A while back, I indicated that I was about to embark on an experiment with long-distance discipline. I have to say that I have been pleasantly surprised (and, at times, pleasantly sore) so far. As I’d seen before, any sort of regular contact with like-minded people is rewarding in itself in most cases. This is certainly no exception.
But it does require effort. I consider myself extremely lucky to have found someone willing and able to try to write out his feelings on these matters and to read mine in return. I’ll admit there is a certain sense of safety in confessing faults to an unseen person; eye contact is not to be underestimated, though in some cases may not be necessarily helpful. But nothing comes for free, and the ease of this kind of disclosure comes at the price. In the absence of body language, I have to assume that whatever I write will be received with an open mind and given the attention I hope it is worth. I have to trust that when I write from the heart, the words I send will be treated with the care they require lest their power be lost.

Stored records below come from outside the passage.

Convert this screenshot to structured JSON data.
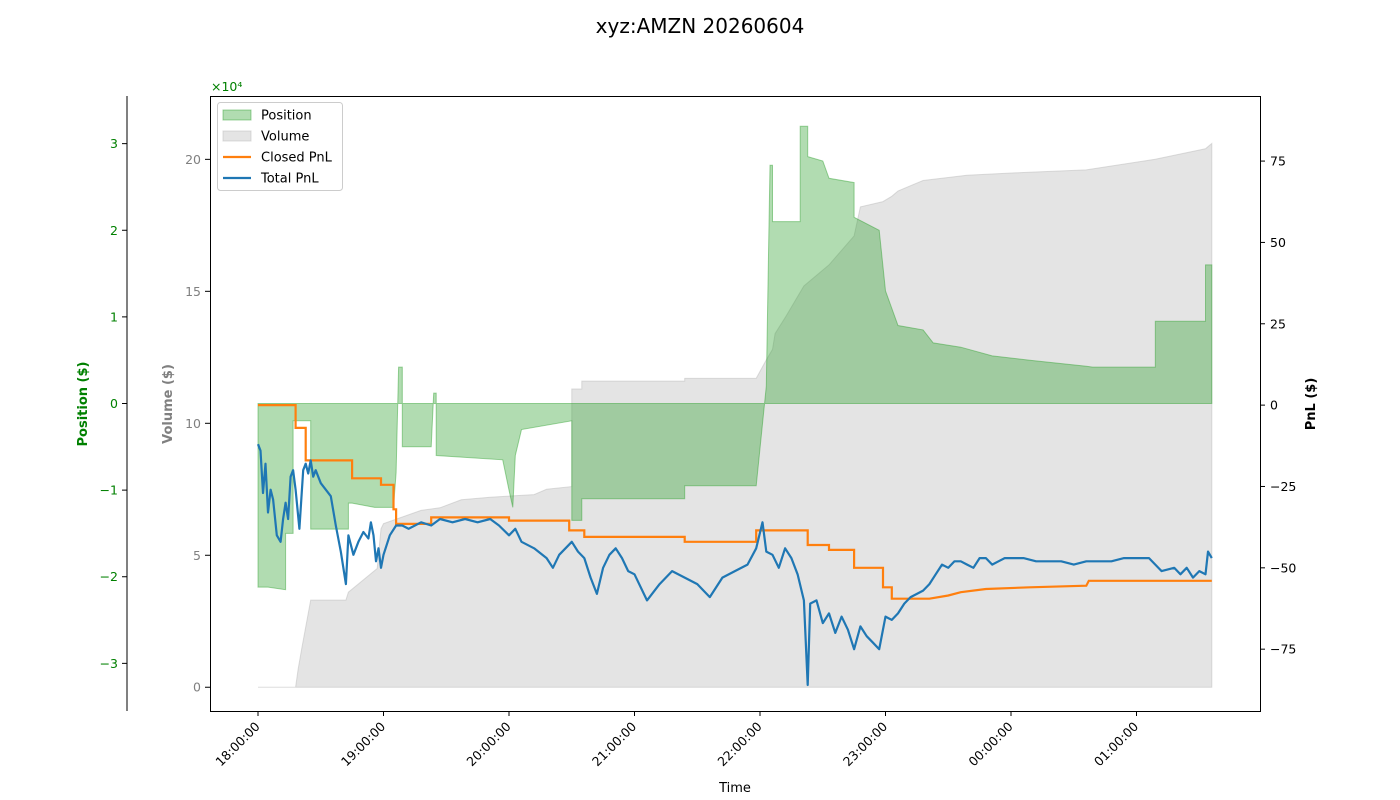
{
  "chart_data": {
    "type": "area",
    "title": "xyz:AMZN 20260604",
    "xlabel": "Time",
    "x_ticks": [
      "18:00:00",
      "19:00:00",
      "20:00:00",
      "21:00:00",
      "22:00:00",
      "23:00:00",
      "00:00:00",
      "01:00:00"
    ],
    "axes": {
      "position": {
        "label": "Position ($)",
        "color": "#008000",
        "ticks": [
          -3,
          -2,
          -1,
          0,
          1,
          2,
          3
        ],
        "multiplier": "×10⁴",
        "ylim": [
          -3.55,
          3.55
        ]
      },
      "volume": {
        "label": "Volume ($)",
        "color": "#808080",
        "ticks": [
          0,
          5,
          10,
          15,
          20
        ],
        "ylim": [
          -0.9,
          22.4
        ]
      },
      "pnl": {
        "label": "PnL ($)",
        "color": "#000000",
        "ticks": [
          -75,
          -50,
          -25,
          0,
          25,
          50,
          75
        ],
        "ylim": [
          -94,
          95
        ]
      }
    },
    "legend": {
      "placement": "upper left",
      "entries": [
        "Position",
        "Volume",
        "Closed PnL",
        "Total PnL"
      ]
    },
    "colors": {
      "position": "#2ca02c",
      "volume": "#bbbbbb",
      "closed_pnl": "#ff7f0e",
      "total_pnl": "#1f77b4"
    },
    "series": {
      "volume": [
        [
          0,
          0
        ],
        [
          0.3,
          0
        ],
        [
          0.32,
          0.7
        ],
        [
          0.35,
          1.5
        ],
        [
          0.42,
          3.3
        ],
        [
          0.7,
          3.3
        ],
        [
          0.72,
          3.6
        ],
        [
          0.95,
          4.5
        ],
        [
          0.98,
          6.0
        ],
        [
          1.0,
          6.2
        ],
        [
          1.3,
          6.7
        ],
        [
          1.45,
          6.8
        ],
        [
          1.62,
          7.1
        ],
        [
          1.85,
          7.2
        ],
        [
          2.2,
          7.3
        ],
        [
          2.3,
          7.5
        ],
        [
          2.5,
          7.6
        ],
        [
          2.5,
          11.3
        ],
        [
          2.58,
          11.3
        ],
        [
          2.58,
          11.6
        ],
        [
          3.4,
          11.6
        ],
        [
          3.4,
          11.7
        ],
        [
          3.97,
          11.7
        ],
        [
          4.05,
          12.4
        ],
        [
          4.1,
          12.8
        ],
        [
          4.12,
          13.4
        ],
        [
          4.2,
          14.0
        ],
        [
          4.35,
          15.2
        ],
        [
          4.55,
          16.0
        ],
        [
          4.75,
          17.1
        ],
        [
          4.8,
          18.2
        ],
        [
          4.98,
          18.4
        ],
        [
          5.05,
          18.6
        ],
        [
          5.1,
          18.8
        ],
        [
          5.2,
          19.0
        ],
        [
          5.3,
          19.2
        ],
        [
          5.65,
          19.4
        ],
        [
          6.1,
          19.5
        ],
        [
          6.6,
          19.6
        ],
        [
          7.15,
          20.0
        ],
        [
          7.55,
          20.4
        ],
        [
          7.6,
          20.6
        ],
        [
          7.6,
          0
        ]
      ],
      "position": [
        [
          0,
          0
        ],
        [
          0,
          -2.12
        ],
        [
          0.08,
          -2.12
        ],
        [
          0.22,
          -2.15
        ],
        [
          0.22,
          -1.5
        ],
        [
          0.28,
          -1.5
        ],
        [
          0.28,
          -0.2
        ],
        [
          0.42,
          -0.2
        ],
        [
          0.42,
          -1.45
        ],
        [
          0.72,
          -1.45
        ],
        [
          0.72,
          -1.15
        ],
        [
          0.75,
          -1.15
        ],
        [
          0.93,
          -1.2
        ],
        [
          1.08,
          -1.2
        ],
        [
          1.1,
          -0.8
        ],
        [
          1.12,
          0.42
        ],
        [
          1.15,
          0.42
        ],
        [
          1.15,
          -0.5
        ],
        [
          1.38,
          -0.5
        ],
        [
          1.4,
          0.12
        ],
        [
          1.42,
          0.12
        ],
        [
          1.42,
          -0.6
        ],
        [
          1.95,
          -0.65
        ],
        [
          2.0,
          -1.0
        ],
        [
          2.03,
          -1.2
        ],
        [
          2.05,
          -0.6
        ],
        [
          2.1,
          -0.3
        ],
        [
          2.5,
          -0.2
        ],
        [
          2.5,
          -1.35
        ],
        [
          2.58,
          -1.35
        ],
        [
          2.58,
          -1.1
        ],
        [
          3.4,
          -1.1
        ],
        [
          3.4,
          -0.95
        ],
        [
          3.97,
          -0.95
        ],
        [
          4.05,
          0.2
        ],
        [
          4.08,
          2.75
        ],
        [
          4.1,
          2.75
        ],
        [
          4.1,
          2.1
        ],
        [
          4.32,
          2.1
        ],
        [
          4.32,
          3.2
        ],
        [
          4.38,
          3.2
        ],
        [
          4.38,
          2.85
        ],
        [
          4.5,
          2.8
        ],
        [
          4.55,
          2.6
        ],
        [
          4.75,
          2.55
        ],
        [
          4.75,
          2.15
        ],
        [
          4.95,
          2.0
        ],
        [
          5.0,
          1.3
        ],
        [
          5.1,
          0.9
        ],
        [
          5.3,
          0.85
        ],
        [
          5.38,
          0.7
        ],
        [
          5.6,
          0.65
        ],
        [
          5.85,
          0.55
        ],
        [
          6.15,
          0.5
        ],
        [
          6.6,
          0.43
        ],
        [
          6.65,
          0.42
        ],
        [
          7.15,
          0.42
        ],
        [
          7.15,
          0.95
        ],
        [
          7.55,
          0.95
        ],
        [
          7.55,
          1.6
        ],
        [
          7.6,
          1.6
        ],
        [
          7.6,
          0
        ]
      ],
      "closed_pnl": [
        [
          0,
          0
        ],
        [
          0.3,
          0
        ],
        [
          0.3,
          -7
        ],
        [
          0.38,
          -7
        ],
        [
          0.38,
          -17
        ],
        [
          0.75,
          -17
        ],
        [
          0.75,
          -22.5
        ],
        [
          0.98,
          -22.5
        ],
        [
          0.98,
          -24.5
        ],
        [
          1.08,
          -24.5
        ],
        [
          1.08,
          -32
        ],
        [
          1.1,
          -32
        ],
        [
          1.1,
          -36.5
        ],
        [
          1.38,
          -36.5
        ],
        [
          1.38,
          -34.5
        ],
        [
          2.0,
          -34.5
        ],
        [
          2.0,
          -35.5
        ],
        [
          2.48,
          -35.5
        ],
        [
          2.48,
          -38.5
        ],
        [
          2.6,
          -38.5
        ],
        [
          2.6,
          -40.5
        ],
        [
          3.4,
          -40.5
        ],
        [
          3.4,
          -42
        ],
        [
          3.97,
          -42
        ],
        [
          3.97,
          -38.5
        ],
        [
          4.38,
          -38.5
        ],
        [
          4.38,
          -43
        ],
        [
          4.55,
          -43
        ],
        [
          4.55,
          -44.5
        ],
        [
          4.75,
          -44.5
        ],
        [
          4.75,
          -50
        ],
        [
          4.98,
          -50
        ],
        [
          4.98,
          -56
        ],
        [
          5.05,
          -56
        ],
        [
          5.05,
          -59.5
        ],
        [
          5.35,
          -59.5
        ],
        [
          5.5,
          -58.5
        ],
        [
          5.6,
          -57.5
        ],
        [
          5.8,
          -56.5
        ],
        [
          6.15,
          -56
        ],
        [
          6.6,
          -55.5
        ],
        [
          6.62,
          -54
        ],
        [
          7.55,
          -54
        ],
        [
          7.6,
          -54
        ]
      ],
      "total_pnl": [
        [
          0,
          -12
        ],
        [
          0.02,
          -14
        ],
        [
          0.04,
          -27
        ],
        [
          0.06,
          -18
        ],
        [
          0.08,
          -33
        ],
        [
          0.1,
          -26
        ],
        [
          0.12,
          -29
        ],
        [
          0.15,
          -40
        ],
        [
          0.18,
          -42
        ],
        [
          0.2,
          -35
        ],
        [
          0.22,
          -30
        ],
        [
          0.24,
          -35
        ],
        [
          0.26,
          -22
        ],
        [
          0.28,
          -20
        ],
        [
          0.3,
          -26
        ],
        [
          0.33,
          -38
        ],
        [
          0.36,
          -20
        ],
        [
          0.38,
          -18
        ],
        [
          0.4,
          -21
        ],
        [
          0.42,
          -17
        ],
        [
          0.44,
          -22
        ],
        [
          0.46,
          -20
        ],
        [
          0.5,
          -24
        ],
        [
          0.54,
          -26
        ],
        [
          0.58,
          -28
        ],
        [
          0.62,
          -37
        ],
        [
          0.66,
          -45
        ],
        [
          0.7,
          -55
        ],
        [
          0.72,
          -40
        ],
        [
          0.76,
          -46
        ],
        [
          0.8,
          -42
        ],
        [
          0.84,
          -39
        ],
        [
          0.88,
          -41
        ],
        [
          0.9,
          -36
        ],
        [
          0.92,
          -40
        ],
        [
          0.94,
          -48
        ],
        [
          0.96,
          -44
        ],
        [
          0.98,
          -50
        ],
        [
          1.0,
          -46
        ],
        [
          1.05,
          -40
        ],
        [
          1.1,
          -37
        ],
        [
          1.15,
          -37
        ],
        [
          1.2,
          -38
        ],
        [
          1.25,
          -37
        ],
        [
          1.3,
          -36
        ],
        [
          1.38,
          -37
        ],
        [
          1.45,
          -35
        ],
        [
          1.55,
          -36
        ],
        [
          1.65,
          -35
        ],
        [
          1.75,
          -36
        ],
        [
          1.85,
          -35
        ],
        [
          1.92,
          -37
        ],
        [
          2.0,
          -40
        ],
        [
          2.05,
          -38
        ],
        [
          2.1,
          -42
        ],
        [
          2.2,
          -44
        ],
        [
          2.3,
          -47
        ],
        [
          2.35,
          -50
        ],
        [
          2.4,
          -46
        ],
        [
          2.45,
          -44
        ],
        [
          2.5,
          -42
        ],
        [
          2.55,
          -45
        ],
        [
          2.6,
          -47
        ],
        [
          2.65,
          -53
        ],
        [
          2.7,
          -58
        ],
        [
          2.75,
          -50
        ],
        [
          2.8,
          -46
        ],
        [
          2.85,
          -44
        ],
        [
          2.9,
          -47
        ],
        [
          2.95,
          -51
        ],
        [
          3.0,
          -52
        ],
        [
          3.1,
          -60
        ],
        [
          3.2,
          -55
        ],
        [
          3.3,
          -51
        ],
        [
          3.4,
          -53
        ],
        [
          3.5,
          -55
        ],
        [
          3.6,
          -59
        ],
        [
          3.7,
          -53
        ],
        [
          3.8,
          -51
        ],
        [
          3.9,
          -49
        ],
        [
          3.97,
          -44
        ],
        [
          4.02,
          -36
        ],
        [
          4.05,
          -45
        ],
        [
          4.1,
          -46
        ],
        [
          4.15,
          -50
        ],
        [
          4.2,
          -44
        ],
        [
          4.25,
          -47
        ],
        [
          4.3,
          -52
        ],
        [
          4.35,
          -60
        ],
        [
          4.38,
          -86
        ],
        [
          4.4,
          -61
        ],
        [
          4.45,
          -60
        ],
        [
          4.5,
          -67
        ],
        [
          4.55,
          -64
        ],
        [
          4.6,
          -70
        ],
        [
          4.65,
          -65
        ],
        [
          4.7,
          -69
        ],
        [
          4.75,
          -75
        ],
        [
          4.8,
          -68
        ],
        [
          4.85,
          -71
        ],
        [
          4.9,
          -73
        ],
        [
          4.95,
          -75
        ],
        [
          5.0,
          -65
        ],
        [
          5.05,
          -66
        ],
        [
          5.1,
          -64
        ],
        [
          5.15,
          -61
        ],
        [
          5.2,
          -59
        ],
        [
          5.25,
          -58
        ],
        [
          5.3,
          -57
        ],
        [
          5.35,
          -55
        ],
        [
          5.4,
          -52
        ],
        [
          5.45,
          -49
        ],
        [
          5.5,
          -50
        ],
        [
          5.55,
          -48
        ],
        [
          5.6,
          -48
        ],
        [
          5.65,
          -49
        ],
        [
          5.7,
          -50
        ],
        [
          5.75,
          -47
        ],
        [
          5.8,
          -47
        ],
        [
          5.85,
          -49
        ],
        [
          5.9,
          -48
        ],
        [
          5.95,
          -47
        ],
        [
          6.0,
          -47
        ],
        [
          6.1,
          -47
        ],
        [
          6.2,
          -48
        ],
        [
          6.3,
          -48
        ],
        [
          6.4,
          -48
        ],
        [
          6.5,
          -49
        ],
        [
          6.6,
          -48
        ],
        [
          6.7,
          -48
        ],
        [
          6.8,
          -48
        ],
        [
          6.9,
          -47
        ],
        [
          7.0,
          -47
        ],
        [
          7.1,
          -47
        ],
        [
          7.2,
          -51
        ],
        [
          7.3,
          -50
        ],
        [
          7.35,
          -52
        ],
        [
          7.4,
          -50
        ],
        [
          7.45,
          -53
        ],
        [
          7.5,
          -51
        ],
        [
          7.55,
          -52
        ],
        [
          7.57,
          -45
        ],
        [
          7.6,
          -47
        ]
      ]
    }
  }
}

Self-spanking still does feel entirely ridiculous, though knowing that there is someone else prescribing and directing the affair helps- judging by the marks, if nothing else. As with in-person spanking, the potency of the experience stems not from the pain or other sensations- though those are valuable in their own way- but from the context, the reason for the encounter. The spanking itself is merely a symbol for a deeper intimacy, a special connection that I’ve found to my delight can be established to some extent even in absentia.
I too have experience of this and found it rewarding. It was my safe first step to the life now have. Congratulations.
It’s always comforting to hear that people I trust and admire have had similar experiences. It helps quash the insane assumption that everyone else has some magical skill that makes perfect encounters happen seamlessly and effortlessly and awkwardlessly.